The easiest part of this implementation was getting access to the user's media devices. This is done with the getUserMedia() method which prompts the user for microphone access. Assuming the user grants permission, the method returns a MediaStream.

Eventually I learned that the MediaStream needed to be attached to a MediaRecorder to actually capture the audio. But here is where things got weird. It turns out that the only way to capture the data from a MediaRecorder is by listening to the dataavailable event, and pushing the event data to an array.

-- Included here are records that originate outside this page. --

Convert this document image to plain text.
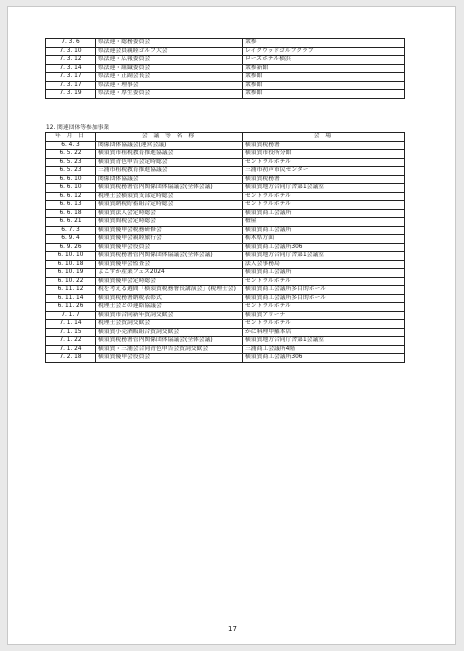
7. 3. 6	県法連・総務委員会	衆参
7. 3. 10	県法連会員親睦ゴルフ大会	レイクウッドゴルフクラブ
7. 3. 12	県法連・広報委員会	ローズホテル横浜
7. 3. 14	県法連・組織委員会	衆参新館
7. 3. 17	県法連・正副会長会	衆参館
7. 3. 17	県法連・理事会	衆参館
7. 3. 19	県法連・厚生委員会	衆参館
12. 関連団体等参加事業
年 月 日	会 議 等 名 称	会 場
6. 4. 3	関係団体協議会(運営会議)	横須賀税務署
6. 5. 22	横須賀市租税教育推進協議会	横須賀市役所分館
6. 5. 23	横須賀青色申告会定時総会	セントラルホテル
6. 5. 23	三浦市租税教育推進協議会	三浦市初声市民センター
6. 6. 10	関係団体協議会	横須賀税務署
6. 6. 10	横須賀税務署管内関係団体協議会(全体会議)	横須賀地方合同庁舎第1会議室
6. 6. 12	税理士会横須賀支部定時総会	セントラルホテル
6. 6. 13	横須賀納税貯蓄組合定時総会	セントラルホテル
6. 6. 18	横須賀法人会定時総会	横須賀商工会議所
6. 6. 21	横須賀間税会定時総会	檀屋
6. 7. 3	横須賀優申会税務研修会	横須賀商工会議所
6. 9. 4	横須賀優申会親睦旅行会	栃木県方面
6. 9. 26	横須賀優申会役員会	横須賀商工会議所306
6. 10. 10	横須賀税務署管内関係団体協議会(全体会議)	横須賀地方合同庁舎第1会議室
6. 10. 18	横須賀優申会監査会	法人会事務局
6. 10. 19	よこすか産業フェス2024	横須賀商工会議所
6. 10. 22	横須賀優申会定時総会	セントラルホテル
6. 11. 12	税を考える週間「横須賀税務署長講演会」(税理士会)	横須賀商工会議所多目的ホール
6. 11. 14	横須賀税務署納税表彰式	横須賀商工会議所多目的ホール
6. 11. 26	税理士会との連絡協議会	セントラルホテル
7. 1. 7	横須賀市合同新年賀詞交歓会	横須賀アリーナ
7. 1. 14	税理士会賀詞交歓会	セントラルホテル
7. 1. 15	横須賀小売酒販組合賀詞交歓会	かに料理甲羅本店
7. 1. 22	横須賀税務署管内関係団体協議会(全体会議)	横須賀地方合同庁舎第1会議室
7. 1. 24	横須賀・三浦会合同青色申告会賀詞交歓会	三浦商工会議所4階
7. 2. 18	横須賀優申会役員会	横須賀商工会議所306
17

The purpose of this app of course is to loop the audio indefinitely. For that I was pretty confident I needed an AudioBufferSourceNode which supports a loop parameter, which seemed perfect for this case. However, converting a Blob array to an AudioBuffer is not a straightforward process! It requires a slightly odd conversion chain, but the main problem I ran into is that there was no definitive documentation for how to achieve this step. The BaseAudioContext.decodeAudioData documentation assumes that you are getting the data from an HTTP request, which naturally will exist as an ArrayBuffer. But for audio that was recorded locally, it was not intuitive to me that I had to create a Blob from the array of Blobs, then get the underlying ArrayBuffer from the Blob, then use that data to "decodeAudioData". It felt like a weird pattern but once I hooked it up it seemed to work fine.

Learnings (and issues)

  • Recording audio with the Web Audio API is weird! Why is it necessary to do 5 conversions just to take a recording from user media and get an AudioBufferSourceNode that is usable to play back the audio? You can skip some of these steps if you put the Blob straight into an <audio> element, but that isn't what I want.
  • Timing is hard! It immediately became apparent that using a JS interval to coordinate the metronome is not going to be tenable. This is probably going to be a major challenge given that I'm trying to exist in the React paradigm as much as possible. I anticipate needing to create a queue similar to this example from MDN, which schedules events in advance using the audio context timer as a source of truth.
  • Routing audio in the Web Audio API is becoming somewhat more intuitive. The main pattern I've picked up on so far is that Source nodes must eventually connect to the AudioContext destination in order to hear the data in the Source. In the case of signal processing (e.g. adding a GainNode to control volume), the audio signal should still flow from source -> destination. For example, after recording audio from the user media, playback flows from an AudioBufferSourceNode to a GainNode to the AudioContext.destination (source code).
  • Input monitoring is a pretty easy thing to add! However, there is some very noticeable latency and I'll have to see if it is a good experience or not to use the input monitoring.

State of the app

  • Merged PRs #6, #7, and #8
  • It is possible to record some audio and hear it loop!
  • But it sounds terrible! Not sure if this is my webcam mic I'm using for testing, or if it is some configuration I have in the app.
  • Recording multiple tracks does not work yet. I will need to think deeply about how to structure the audio API so each track can be stateful, yet also share some global state. For example
    • Each track must have its own AudioBufferSourceNode to hold audio
    • Each track must be able to control volume (and mute) independently
    • All tracks must obey global play/pause settings
    • All tracks must be synchronized to a single clock
    • this becomes more complex as many elements of the audio API are nullable, and explicitly require user permission/behavior before they can be instantiated.

Recording a Track

Next steps

  1. I need to make the clock more resilient. More research is needed on exactly how to achieve this.
  2. I'm not convinced that doing this inside a React app is the right approach. So many of the Web Audio API interfaces require mutability that doesn't feel natural to plug into React. I'll be thinking carefully about this in the coming sessions and considering a framework-less approach. I don't want to do this because it would require redoing the dev/build pipeline, and re-writing a bunch of code. But it might be necessary.
  3. Improve the recording quality. I don't know why so many samples were dropped but the current recorder is straight garbage.